However, previous studies have suggested that downregulated PLK4 expression, mainly due to LOH,31, 32 is likely a driving factor for HCC formation. The incidence of spontaneous HCC in Plk4 ^+/− mice was about 15 times higher than that of Plk4 ^+/+ mice.32 In contrast, other studies reported that PLK4 overexpression results in centriole amplification,21, 33 while its depletion prevents centriole duplication.33 Both of the process caused loss of centrosome numeral integrity that led to aneuploidy and triggering tumorigenesis.16, 34 Thus, we speculate that PLK4 is a dose‐dependent risk factor and causes aneuploidy to promote HCC.

As stated before, being a serine threonine kinase, PLK4 phosphorylates a set of substrates such as Cep135, to correctly position the essential centriole component Asterless and PCM1, to maintain centriolar satellite integrity.35, 36 Meanwhile, PLK4 can also be ubiquitinated as a result of auto‐phosphorylation, thus help its self‐destruction and preventing centrosome amplification.37 However, the decompensated overexpression of PLK4 directly results in centrosome amplification and thus leading to aneuploidy. As previous studies have demonstrated, the overexpression of PLK4 causes aneuploidy in p53‐deficient progenitors and promotes the tumorigenesis of skin epidermis through transient centriole amplification.38 Moreover, PLK4 also contributes to the invasion and metastasis of many types of cancer. The downregulation of PLK4 is able to inhibit the process of epithelial‐mesenchymal transition (EMT) both in vivo and in vitro, which is related to cancer metastasis.39 Therefore, the overexpression of PLK4 in HCC that we have found reveals its oncogenic role in promoting the generation of aneuploidy and cancer metastasis. However, we have not demonstrated the specific mechanism in this paper and it needs further verification.
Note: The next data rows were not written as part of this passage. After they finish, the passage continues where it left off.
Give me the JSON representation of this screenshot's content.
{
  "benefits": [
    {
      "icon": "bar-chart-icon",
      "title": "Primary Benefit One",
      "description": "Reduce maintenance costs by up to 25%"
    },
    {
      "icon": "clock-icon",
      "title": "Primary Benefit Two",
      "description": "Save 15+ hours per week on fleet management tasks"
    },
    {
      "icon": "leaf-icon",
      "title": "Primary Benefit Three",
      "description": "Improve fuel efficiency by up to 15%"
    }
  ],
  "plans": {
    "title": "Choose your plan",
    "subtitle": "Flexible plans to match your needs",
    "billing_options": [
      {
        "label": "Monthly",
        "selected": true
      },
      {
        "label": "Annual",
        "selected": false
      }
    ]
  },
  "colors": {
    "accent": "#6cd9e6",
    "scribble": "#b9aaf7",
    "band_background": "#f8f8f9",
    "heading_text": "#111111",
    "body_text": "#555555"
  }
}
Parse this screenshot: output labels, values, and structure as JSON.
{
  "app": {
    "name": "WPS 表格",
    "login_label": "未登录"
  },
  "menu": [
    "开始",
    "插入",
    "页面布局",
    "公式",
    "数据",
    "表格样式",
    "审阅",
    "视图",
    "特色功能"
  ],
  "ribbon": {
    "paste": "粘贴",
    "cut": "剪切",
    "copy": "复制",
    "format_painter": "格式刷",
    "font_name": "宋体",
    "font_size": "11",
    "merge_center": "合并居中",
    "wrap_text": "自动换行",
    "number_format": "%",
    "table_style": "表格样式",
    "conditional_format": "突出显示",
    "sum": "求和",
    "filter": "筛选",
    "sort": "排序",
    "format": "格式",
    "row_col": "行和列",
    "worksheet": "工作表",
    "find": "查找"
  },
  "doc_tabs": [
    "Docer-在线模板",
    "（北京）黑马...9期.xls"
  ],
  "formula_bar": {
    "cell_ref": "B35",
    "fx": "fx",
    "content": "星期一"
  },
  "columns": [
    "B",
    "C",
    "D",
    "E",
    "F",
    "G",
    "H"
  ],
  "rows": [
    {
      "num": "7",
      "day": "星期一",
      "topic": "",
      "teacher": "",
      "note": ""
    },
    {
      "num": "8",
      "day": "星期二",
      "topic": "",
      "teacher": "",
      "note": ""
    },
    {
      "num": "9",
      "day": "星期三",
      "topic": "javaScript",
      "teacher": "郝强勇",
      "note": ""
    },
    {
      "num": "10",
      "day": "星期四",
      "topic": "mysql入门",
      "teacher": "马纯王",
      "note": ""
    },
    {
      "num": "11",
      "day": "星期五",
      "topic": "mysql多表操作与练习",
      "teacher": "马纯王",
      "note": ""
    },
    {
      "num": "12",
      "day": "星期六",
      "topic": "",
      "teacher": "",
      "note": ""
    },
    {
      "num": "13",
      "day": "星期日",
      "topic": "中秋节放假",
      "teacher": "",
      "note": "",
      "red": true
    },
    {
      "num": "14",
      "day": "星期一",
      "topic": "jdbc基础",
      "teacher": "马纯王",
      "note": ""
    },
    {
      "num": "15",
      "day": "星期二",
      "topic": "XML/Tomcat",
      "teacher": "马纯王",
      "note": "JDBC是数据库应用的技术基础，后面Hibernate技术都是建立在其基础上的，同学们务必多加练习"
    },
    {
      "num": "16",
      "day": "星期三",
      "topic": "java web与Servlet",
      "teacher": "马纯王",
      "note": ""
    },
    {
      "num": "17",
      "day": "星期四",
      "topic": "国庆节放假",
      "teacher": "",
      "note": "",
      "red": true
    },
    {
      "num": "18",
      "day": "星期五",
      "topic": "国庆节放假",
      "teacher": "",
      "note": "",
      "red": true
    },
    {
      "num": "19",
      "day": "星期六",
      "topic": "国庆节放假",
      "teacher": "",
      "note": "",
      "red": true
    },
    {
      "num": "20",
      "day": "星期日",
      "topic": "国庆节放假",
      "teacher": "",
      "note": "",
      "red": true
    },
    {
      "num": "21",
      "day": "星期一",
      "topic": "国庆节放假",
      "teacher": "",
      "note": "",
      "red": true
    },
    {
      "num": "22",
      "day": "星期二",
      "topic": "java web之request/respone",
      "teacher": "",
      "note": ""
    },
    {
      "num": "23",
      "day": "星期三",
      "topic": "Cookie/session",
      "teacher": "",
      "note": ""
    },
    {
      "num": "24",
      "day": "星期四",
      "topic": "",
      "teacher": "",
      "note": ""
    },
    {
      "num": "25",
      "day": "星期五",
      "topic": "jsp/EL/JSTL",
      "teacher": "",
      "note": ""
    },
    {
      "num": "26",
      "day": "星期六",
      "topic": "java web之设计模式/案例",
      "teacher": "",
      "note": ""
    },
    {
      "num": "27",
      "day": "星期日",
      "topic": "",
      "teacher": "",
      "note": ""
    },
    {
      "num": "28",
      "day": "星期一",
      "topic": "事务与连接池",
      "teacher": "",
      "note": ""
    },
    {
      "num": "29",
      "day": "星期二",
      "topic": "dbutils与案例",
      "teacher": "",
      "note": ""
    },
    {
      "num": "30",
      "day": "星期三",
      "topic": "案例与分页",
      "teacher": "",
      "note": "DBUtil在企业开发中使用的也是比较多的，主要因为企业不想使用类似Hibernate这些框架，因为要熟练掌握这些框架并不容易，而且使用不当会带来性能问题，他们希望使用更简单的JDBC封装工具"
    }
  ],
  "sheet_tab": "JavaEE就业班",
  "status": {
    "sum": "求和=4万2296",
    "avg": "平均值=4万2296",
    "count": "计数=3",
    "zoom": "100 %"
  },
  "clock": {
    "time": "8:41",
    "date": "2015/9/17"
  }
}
PLK4 presents CT gene expression pattern due to its limited expression in normal tissues and wide distribution in tumors. Besides, recent studies have found that CT gene also harbors a cancer‐promoting effect.10, 40 Therefore, accumulating articles believe oncogenic role of CT gene could be an ideal window of targeted therapy for tumors.41 For example, LIN28B, a newly defined CT gene, participated in the LIN28B/let‐7 axis that could be used to target MYC in multiple myeloma or other MYC‐dependent cancers.42 Besides, therapies targeting the classic CT gene MAGE‐A have already been put into clinical trail.43, 44 At present, the treatment of HCC, especially advanced HCC, faces great challenges. HCC is not sensitive to chemotherapy, and targeted drugs such as sorafenib and regorafenib have certain benefits, but far below clinical expectations.45, 46 Since PLK4 is abnormally activated and plays an oncogenic role in part of HCC, it is likely to be a therapeutic target for HCC. Therefore, we conducted DST of CFI‐400945, a small molecule inhibitor of PLK4 undergoing phase I/II clinical trial testing (NCT03187288; NCT01954316; NCT03624543; NCT03385655). Based on the loss of centrosome numeric integrity, the inhibition of PLK4 by CFI‐400945 would further disrupt centriole duplication, thus triggering the death of cancer cells.47 Our results have also demonstrated that CFI‐400945 suppressed HCC proliferation by specifically targeting PLK4. The inhibitory potency was dose‐dependent and was stronger in cell lines with high background expression in contrast to PLK4‐null cell lines. The inhibition efficiency was significantly weakened or nearly disappeared after PLK4 was silenced. These results provide an experimental basis for PLK4 to become a potential therapeutic target for HCC.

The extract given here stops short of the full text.